Due to his background in cryptography and heavy involvement in Bitcoin, many began to speculate that Finney was, in fact, Satoshi Nakamoto. Few people knew for sure who Nakamoto was, and so rumors circulated that perhaps Finney and Nakamoto were the same person. In fact, as Bitcoin began to grow in popularity, it was Finney who was seen as being Nakamoto and the founder of Bitcoin, even though Finney would always deny these claims.
These rumors were helped along by Finney and his family living near a man named Dorian Nakamoto, who was sometimes believed to be Satoshi Nakamoto. However, this Nakamoto has always denied any connection to Bitcoin. Things persisted to the point of Finney’s wife having her Twitter account hacked and being on the receiving end of threatening phone calls. However, there has never been any concrete evidence of Finney being Nakamoto despite the two having plenty of interaction with one another.
Finney and his wife, Fran, have two children, a daughter named Erin and a son named Jason. Naturally, both kids are tech-savvy. Fran is a physical therapist who met Hal when they were both at CalTech.
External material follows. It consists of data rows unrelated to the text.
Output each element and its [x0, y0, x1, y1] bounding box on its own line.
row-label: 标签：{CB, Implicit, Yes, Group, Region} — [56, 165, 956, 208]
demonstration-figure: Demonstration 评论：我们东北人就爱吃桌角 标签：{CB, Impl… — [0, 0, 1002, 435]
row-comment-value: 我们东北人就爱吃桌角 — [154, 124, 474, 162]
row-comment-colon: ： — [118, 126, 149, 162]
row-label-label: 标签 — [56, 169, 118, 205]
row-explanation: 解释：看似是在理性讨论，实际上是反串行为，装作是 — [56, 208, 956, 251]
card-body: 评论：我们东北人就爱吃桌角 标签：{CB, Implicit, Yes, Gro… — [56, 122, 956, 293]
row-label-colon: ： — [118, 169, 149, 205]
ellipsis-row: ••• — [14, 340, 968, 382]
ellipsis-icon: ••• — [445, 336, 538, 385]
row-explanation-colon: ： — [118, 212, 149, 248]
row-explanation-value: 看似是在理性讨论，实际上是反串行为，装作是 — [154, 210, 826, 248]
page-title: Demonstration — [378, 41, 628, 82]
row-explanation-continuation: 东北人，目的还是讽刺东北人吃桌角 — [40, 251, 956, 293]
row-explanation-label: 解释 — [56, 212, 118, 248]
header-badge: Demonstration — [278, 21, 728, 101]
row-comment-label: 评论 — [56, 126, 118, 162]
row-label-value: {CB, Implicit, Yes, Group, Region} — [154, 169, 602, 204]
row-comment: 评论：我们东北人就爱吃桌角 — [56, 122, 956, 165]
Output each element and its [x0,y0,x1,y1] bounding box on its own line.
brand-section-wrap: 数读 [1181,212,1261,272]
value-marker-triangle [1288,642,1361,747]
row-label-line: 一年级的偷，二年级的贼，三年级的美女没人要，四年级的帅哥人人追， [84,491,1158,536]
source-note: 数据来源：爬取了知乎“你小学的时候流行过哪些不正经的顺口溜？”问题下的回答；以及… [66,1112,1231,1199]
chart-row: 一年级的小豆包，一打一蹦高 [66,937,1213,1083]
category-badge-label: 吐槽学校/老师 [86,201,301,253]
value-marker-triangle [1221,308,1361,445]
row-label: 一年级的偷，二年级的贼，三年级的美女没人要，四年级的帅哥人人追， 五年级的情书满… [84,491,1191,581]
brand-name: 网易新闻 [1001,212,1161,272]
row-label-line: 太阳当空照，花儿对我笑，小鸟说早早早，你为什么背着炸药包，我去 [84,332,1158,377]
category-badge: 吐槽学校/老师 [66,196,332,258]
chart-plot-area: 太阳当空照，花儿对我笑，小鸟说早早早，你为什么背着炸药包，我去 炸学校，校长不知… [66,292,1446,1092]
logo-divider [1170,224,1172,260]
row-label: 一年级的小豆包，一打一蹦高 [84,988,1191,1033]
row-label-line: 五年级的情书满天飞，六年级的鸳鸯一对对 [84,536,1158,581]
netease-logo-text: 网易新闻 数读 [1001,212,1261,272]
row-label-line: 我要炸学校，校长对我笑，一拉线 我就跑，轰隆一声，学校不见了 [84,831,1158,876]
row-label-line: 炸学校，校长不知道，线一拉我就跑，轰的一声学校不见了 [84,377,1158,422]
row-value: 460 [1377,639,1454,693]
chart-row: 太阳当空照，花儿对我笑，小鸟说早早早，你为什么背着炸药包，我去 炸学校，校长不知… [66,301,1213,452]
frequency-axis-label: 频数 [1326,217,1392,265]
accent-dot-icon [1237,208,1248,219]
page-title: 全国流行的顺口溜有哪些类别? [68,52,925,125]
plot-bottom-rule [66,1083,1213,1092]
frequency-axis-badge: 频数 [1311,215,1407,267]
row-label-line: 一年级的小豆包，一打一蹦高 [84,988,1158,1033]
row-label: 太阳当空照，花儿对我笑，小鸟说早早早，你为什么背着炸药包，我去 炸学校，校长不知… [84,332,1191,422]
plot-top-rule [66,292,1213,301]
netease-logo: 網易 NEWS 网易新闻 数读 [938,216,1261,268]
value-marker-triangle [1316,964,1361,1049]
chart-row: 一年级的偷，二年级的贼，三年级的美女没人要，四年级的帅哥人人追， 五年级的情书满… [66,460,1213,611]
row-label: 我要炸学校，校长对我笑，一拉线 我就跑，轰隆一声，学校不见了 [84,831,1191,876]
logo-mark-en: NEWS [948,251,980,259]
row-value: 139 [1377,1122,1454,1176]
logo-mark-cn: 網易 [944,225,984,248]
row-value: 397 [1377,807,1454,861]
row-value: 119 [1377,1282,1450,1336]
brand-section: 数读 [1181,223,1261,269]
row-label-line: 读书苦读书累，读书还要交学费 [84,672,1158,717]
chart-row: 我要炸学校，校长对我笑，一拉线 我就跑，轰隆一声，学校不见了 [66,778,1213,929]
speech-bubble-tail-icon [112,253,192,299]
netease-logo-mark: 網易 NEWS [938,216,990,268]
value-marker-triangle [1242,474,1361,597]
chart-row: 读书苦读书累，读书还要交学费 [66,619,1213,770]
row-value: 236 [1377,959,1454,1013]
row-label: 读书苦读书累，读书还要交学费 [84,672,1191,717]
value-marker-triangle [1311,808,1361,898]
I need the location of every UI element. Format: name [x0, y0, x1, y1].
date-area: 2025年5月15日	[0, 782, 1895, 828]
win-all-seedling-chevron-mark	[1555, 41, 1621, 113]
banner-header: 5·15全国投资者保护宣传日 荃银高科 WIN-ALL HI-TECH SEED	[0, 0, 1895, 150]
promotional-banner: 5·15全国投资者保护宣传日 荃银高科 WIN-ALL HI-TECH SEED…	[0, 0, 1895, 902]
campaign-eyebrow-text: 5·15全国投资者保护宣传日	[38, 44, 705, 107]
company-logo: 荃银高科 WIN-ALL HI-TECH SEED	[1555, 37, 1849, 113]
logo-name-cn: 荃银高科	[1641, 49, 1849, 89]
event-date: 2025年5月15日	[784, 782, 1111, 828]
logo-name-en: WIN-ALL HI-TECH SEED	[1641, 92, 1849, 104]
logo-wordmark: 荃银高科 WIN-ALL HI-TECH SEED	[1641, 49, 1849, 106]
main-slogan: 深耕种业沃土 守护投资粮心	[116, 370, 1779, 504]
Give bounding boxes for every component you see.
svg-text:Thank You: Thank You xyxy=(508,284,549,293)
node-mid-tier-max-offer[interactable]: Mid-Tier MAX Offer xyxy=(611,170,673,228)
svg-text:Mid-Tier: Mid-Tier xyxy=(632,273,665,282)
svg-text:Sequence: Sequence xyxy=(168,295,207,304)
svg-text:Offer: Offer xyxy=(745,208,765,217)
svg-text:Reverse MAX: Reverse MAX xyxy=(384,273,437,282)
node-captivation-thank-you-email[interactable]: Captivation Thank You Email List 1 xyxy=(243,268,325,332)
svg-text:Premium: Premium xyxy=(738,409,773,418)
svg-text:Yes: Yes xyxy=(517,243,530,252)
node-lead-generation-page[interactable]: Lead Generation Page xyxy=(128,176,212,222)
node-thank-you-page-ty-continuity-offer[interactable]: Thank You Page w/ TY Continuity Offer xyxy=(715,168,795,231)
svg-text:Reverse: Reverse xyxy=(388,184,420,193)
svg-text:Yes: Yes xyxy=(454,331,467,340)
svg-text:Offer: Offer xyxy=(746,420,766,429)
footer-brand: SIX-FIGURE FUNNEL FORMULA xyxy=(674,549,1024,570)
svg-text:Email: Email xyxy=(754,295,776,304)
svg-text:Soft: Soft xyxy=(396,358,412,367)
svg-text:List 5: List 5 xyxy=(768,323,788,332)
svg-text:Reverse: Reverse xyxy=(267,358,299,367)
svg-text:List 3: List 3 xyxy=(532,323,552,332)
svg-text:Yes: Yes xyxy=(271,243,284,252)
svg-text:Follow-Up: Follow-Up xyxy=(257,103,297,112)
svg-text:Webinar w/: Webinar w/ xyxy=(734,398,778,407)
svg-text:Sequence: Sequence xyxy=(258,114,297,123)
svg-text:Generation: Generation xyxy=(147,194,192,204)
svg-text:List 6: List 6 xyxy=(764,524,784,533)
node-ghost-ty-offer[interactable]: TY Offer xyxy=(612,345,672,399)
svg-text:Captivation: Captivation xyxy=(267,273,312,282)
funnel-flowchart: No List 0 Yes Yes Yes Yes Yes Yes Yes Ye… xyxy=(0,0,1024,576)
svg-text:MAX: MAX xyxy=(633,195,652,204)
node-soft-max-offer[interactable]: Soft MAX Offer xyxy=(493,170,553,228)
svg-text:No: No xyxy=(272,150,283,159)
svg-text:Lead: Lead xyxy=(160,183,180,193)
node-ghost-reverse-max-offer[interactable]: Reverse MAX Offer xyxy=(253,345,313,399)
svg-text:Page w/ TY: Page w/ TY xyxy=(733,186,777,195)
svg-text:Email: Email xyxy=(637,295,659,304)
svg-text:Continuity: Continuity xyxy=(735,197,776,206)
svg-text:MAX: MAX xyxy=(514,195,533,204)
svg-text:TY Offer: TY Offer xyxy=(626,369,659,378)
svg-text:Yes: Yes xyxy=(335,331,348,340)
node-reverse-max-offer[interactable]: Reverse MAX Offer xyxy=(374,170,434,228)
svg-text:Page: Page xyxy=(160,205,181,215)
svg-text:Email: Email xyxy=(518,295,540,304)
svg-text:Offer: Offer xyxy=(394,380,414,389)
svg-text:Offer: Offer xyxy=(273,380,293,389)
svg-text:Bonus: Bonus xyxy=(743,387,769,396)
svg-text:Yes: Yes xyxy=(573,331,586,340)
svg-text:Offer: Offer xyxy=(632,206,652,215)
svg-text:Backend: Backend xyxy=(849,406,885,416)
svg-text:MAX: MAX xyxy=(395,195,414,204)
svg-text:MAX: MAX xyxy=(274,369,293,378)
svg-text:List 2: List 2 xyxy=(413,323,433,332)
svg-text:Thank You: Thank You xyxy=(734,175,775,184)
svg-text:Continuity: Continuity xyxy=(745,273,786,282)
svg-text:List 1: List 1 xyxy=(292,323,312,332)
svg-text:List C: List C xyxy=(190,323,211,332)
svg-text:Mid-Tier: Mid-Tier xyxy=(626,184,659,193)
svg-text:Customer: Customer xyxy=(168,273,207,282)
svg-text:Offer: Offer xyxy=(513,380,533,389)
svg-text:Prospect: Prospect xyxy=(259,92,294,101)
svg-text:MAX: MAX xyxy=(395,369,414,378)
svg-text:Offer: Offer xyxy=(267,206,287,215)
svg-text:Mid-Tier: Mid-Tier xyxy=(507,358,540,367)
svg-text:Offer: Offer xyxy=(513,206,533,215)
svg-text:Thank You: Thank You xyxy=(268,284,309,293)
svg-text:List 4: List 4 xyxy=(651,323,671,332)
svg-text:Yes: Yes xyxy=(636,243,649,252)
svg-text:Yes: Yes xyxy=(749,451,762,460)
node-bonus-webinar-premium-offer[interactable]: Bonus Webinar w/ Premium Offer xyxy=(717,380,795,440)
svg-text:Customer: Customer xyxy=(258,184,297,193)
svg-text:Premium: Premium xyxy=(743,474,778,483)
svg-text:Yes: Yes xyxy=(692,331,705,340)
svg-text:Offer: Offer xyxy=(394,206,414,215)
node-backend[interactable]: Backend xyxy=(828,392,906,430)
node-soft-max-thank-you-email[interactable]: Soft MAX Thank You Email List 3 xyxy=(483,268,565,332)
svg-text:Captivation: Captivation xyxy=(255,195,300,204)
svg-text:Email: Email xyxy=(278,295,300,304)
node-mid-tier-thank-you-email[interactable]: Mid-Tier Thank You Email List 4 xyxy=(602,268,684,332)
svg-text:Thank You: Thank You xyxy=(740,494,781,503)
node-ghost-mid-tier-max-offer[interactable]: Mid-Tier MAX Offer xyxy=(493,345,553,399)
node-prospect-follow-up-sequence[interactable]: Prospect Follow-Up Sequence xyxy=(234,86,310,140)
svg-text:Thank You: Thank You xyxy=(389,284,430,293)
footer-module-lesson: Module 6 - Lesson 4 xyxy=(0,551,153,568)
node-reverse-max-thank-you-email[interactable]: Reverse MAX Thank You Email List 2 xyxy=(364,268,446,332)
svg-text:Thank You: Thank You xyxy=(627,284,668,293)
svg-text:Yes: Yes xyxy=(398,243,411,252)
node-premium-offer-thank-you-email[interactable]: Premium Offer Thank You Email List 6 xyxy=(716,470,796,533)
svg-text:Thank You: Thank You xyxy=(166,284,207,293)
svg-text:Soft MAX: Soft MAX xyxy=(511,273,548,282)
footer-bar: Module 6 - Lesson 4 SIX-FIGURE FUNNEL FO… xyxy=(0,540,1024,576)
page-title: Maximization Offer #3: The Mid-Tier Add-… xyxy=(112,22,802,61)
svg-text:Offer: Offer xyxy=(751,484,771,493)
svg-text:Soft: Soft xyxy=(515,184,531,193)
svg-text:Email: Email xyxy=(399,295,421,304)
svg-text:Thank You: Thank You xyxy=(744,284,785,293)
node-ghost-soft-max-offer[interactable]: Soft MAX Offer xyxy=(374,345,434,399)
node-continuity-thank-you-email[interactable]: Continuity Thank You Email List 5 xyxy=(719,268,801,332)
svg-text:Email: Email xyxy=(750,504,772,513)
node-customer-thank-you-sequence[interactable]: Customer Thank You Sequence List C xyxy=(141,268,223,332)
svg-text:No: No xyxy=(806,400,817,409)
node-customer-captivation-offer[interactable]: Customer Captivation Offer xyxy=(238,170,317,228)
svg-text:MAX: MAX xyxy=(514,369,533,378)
In addition to cryptography, Finney had always held a fascination with life preservation and cryonic freezing, even dating back to his younger days. In 1992, Hal and Fran even visited the Alcor Life Extension Foundation to pursue the possibility of having the family preserved in the company’s containment vessels. At that time, Finney believed that anyone alive at that moment had at least a 50% chance of being able to live forever through cryonic freezing.
Living With ALS
However, Finney would not live forever. While he was still working with PGP in 2009, he was diagnosed with Amyotrophic Lateral Sclerosis (ALS), also known as Lou Gehrig’s disease. As his hands and legs began to weaken and his speech began to slur, he was forced to retire in 2011. Sadly, the disease continued to progress, as Finney would eventually become paralyzed. He could only breathe and eat through tubes and used an eye tracker system connected to a computer to speak.
However, his illness never stopped him from trying to program or being proud of all that he had accomplished with Bitcoin. He was also happy knowing that his family was financially set because of all the Bitcoins he had amassed. He passed away on August 28, 2014, and according to his wishes, was cryopreserved by the Alcor Life Extension Foundation.